Overall, the mean rank scores for all questions regarding patient perception were lower than expected. This indicates a need for improved patient instruction in all areas of the bowel preparation process. We recommend that further research be completed to address specific measures for improved patient perception of BP.

COVID-19 has caused delays in the completion of colonoscopies, which can be mitigated through the use of OA. Patient education level presents a significant barrier to colonoscopy outcomes which can be extended to OA colonoscopies [8]. Improved patient instruction has the potential to decrease the incidence of repeat colonoscopies and enhance adenoma detection for CRC prevention in less educated patients with poor BP. With these improvements, less frequent follow-up appointments and procedures are needed. We predict that ensuring a minimal number of visits per patient will alleviate the back-up of appointments already complicated by COVID-19 scheduling conflicts. Furthermore, fewer points of contact can ensure safety for both office staff and patients and can be achieved by shorter interval times between colonoscopies.

There have been several other published studies highlighting possible interventions in patient instruction to improve BP and colonoscopy findings. A review of patient instruction improvements found that counseling sessions between patients and providers were significant in communicating the expectations of BP and resulted in greater quality of preparation upon the procedure. Other studies mentioned in this analysis have explored the use of multimedia, such as educational videos or SMS reminders, to help patients remain informed and consistent with the requirements for bowel preparation [19]. It has been found that 10-min conversations surrounding preparation details given along with written instructions significantly improve the quality of BP when compared to the absence of counseling sessions [10, 20]. Further studies found that written instruction leaflets were better than verbal BP instructions [21]. Additional research and intervention are needed to define the best approaches to closing this gap in understanding.

Furthermore, we suggest the future use of the Patient Education Materials Assessment Tool (PEMAT) to confirm the accessibility and actionability of print and audiovisual materials given to patients prior to bowel preparation. The PEMAT is a tool used to improve health literacy and the efficacy of patient education materials [22] and has been shown to provide a valuable assessment that addresses differences in patient reading level [23].

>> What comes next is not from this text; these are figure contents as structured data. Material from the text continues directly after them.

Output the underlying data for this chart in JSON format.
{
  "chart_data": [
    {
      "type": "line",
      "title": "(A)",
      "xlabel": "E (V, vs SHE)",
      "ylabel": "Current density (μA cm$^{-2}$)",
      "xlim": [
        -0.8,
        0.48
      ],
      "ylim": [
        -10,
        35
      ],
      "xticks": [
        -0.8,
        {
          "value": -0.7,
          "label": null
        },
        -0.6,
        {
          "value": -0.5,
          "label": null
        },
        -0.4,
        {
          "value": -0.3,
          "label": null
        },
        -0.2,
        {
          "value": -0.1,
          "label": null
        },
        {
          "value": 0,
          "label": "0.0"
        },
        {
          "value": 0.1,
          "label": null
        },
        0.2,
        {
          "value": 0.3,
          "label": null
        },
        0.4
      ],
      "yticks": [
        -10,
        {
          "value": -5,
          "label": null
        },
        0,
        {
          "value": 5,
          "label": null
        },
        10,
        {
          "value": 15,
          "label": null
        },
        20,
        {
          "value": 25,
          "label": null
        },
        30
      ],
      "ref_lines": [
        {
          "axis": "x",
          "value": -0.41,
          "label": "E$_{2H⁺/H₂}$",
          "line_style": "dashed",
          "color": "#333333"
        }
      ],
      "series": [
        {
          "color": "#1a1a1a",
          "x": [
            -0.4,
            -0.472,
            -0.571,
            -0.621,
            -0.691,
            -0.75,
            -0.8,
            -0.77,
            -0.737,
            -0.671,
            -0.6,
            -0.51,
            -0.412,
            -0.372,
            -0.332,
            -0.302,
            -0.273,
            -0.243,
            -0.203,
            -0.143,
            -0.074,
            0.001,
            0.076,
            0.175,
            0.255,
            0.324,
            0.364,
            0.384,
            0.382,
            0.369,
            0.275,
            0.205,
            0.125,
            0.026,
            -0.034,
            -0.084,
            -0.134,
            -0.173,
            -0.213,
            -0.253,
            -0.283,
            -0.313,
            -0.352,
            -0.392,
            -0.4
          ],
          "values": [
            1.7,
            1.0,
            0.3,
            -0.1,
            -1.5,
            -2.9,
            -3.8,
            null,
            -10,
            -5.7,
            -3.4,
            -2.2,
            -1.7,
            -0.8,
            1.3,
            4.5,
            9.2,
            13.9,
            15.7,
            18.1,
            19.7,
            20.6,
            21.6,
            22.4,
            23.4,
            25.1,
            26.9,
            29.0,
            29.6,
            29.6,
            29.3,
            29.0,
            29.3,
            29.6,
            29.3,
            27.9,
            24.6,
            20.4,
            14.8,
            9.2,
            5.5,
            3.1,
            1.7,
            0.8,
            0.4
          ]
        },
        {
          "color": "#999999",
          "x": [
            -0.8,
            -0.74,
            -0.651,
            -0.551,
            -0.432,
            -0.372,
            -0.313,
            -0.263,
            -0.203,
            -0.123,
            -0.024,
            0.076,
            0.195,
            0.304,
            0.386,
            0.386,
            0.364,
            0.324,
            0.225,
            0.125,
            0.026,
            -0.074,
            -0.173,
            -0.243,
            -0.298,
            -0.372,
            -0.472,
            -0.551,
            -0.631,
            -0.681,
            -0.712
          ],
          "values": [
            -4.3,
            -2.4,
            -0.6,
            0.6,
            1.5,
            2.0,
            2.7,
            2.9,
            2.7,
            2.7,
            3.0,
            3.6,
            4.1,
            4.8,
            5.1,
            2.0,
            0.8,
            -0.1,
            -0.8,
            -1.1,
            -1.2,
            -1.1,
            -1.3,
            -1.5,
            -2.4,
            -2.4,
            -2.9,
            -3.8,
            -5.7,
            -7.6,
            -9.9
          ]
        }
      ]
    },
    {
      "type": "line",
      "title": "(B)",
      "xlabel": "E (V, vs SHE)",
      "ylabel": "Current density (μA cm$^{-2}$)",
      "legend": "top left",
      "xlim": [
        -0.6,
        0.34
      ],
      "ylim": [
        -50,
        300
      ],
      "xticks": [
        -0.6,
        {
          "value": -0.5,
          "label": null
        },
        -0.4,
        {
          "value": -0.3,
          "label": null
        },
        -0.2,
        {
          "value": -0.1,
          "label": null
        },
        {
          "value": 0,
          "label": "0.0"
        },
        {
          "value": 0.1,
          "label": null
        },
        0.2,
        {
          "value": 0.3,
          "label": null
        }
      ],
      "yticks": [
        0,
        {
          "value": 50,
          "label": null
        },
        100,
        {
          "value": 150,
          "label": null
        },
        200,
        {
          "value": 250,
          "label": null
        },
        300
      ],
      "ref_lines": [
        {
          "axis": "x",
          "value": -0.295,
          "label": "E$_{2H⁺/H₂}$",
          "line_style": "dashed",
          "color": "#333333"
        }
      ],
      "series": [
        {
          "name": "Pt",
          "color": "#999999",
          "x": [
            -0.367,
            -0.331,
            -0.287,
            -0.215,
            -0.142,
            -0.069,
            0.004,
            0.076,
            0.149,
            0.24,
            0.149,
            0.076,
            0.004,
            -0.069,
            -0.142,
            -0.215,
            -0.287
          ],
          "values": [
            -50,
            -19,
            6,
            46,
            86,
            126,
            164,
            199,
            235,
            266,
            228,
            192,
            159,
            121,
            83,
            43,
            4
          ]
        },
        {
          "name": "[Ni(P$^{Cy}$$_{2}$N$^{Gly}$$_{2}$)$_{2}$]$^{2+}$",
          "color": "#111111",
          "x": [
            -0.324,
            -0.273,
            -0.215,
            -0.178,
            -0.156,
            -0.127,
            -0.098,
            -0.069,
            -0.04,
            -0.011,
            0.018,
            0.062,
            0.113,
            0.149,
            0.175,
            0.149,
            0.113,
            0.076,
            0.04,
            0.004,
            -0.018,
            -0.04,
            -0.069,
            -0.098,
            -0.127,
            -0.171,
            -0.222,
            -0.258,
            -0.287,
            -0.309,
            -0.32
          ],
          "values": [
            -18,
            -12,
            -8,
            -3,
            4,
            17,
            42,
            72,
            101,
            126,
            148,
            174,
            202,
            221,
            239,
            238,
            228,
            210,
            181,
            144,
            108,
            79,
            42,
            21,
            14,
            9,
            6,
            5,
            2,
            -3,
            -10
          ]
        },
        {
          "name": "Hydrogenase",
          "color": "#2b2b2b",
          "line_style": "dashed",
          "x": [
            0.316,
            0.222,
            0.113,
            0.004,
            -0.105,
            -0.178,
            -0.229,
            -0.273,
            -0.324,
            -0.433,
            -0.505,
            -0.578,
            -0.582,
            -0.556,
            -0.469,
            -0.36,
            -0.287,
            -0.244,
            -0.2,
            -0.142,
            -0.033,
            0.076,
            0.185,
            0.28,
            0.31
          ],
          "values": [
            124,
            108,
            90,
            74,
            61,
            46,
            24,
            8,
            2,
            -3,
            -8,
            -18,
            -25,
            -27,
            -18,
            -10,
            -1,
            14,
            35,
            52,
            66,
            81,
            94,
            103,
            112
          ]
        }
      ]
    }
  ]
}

Our study is a cross-sectional, unbiased study investigating the factors affecting split bowel preparation success. It is unique in discussing the specific role of split-dose prep on outcomes while taking perioperative patient perception into account. The main limitations of our study are the small sample size and a single-center study population. Additionally, patient cancelations and no-shows were not accounted for. Although these limitations exist, this study highlights an important aspect of split bowel preparation that can ensure improved outcomes if addressed.

Conclusion

Patient education level plays an important role in the adequacy of split bowel preparation. Lower education levels are associated with a poor understanding of instructions, which directly affects procedure outcomes. The COVID-19 pandemic has emphasized the use of open access colonoscopies, although education level hinders the achievement of high-quality bowel preparations in these settings. Improved education can decrease the need for follow-up appointments for patients with previously inadequate prep. Patient education prior to procedures is a vital target for improvement in both primary care and GI offices. It is recommended that providers consider a patient’s level of education and adjust instructions accordingly. Changes in patient education can aid in the prevention of CRC and decrease the need for subsequent procedures due to missed neoplasias.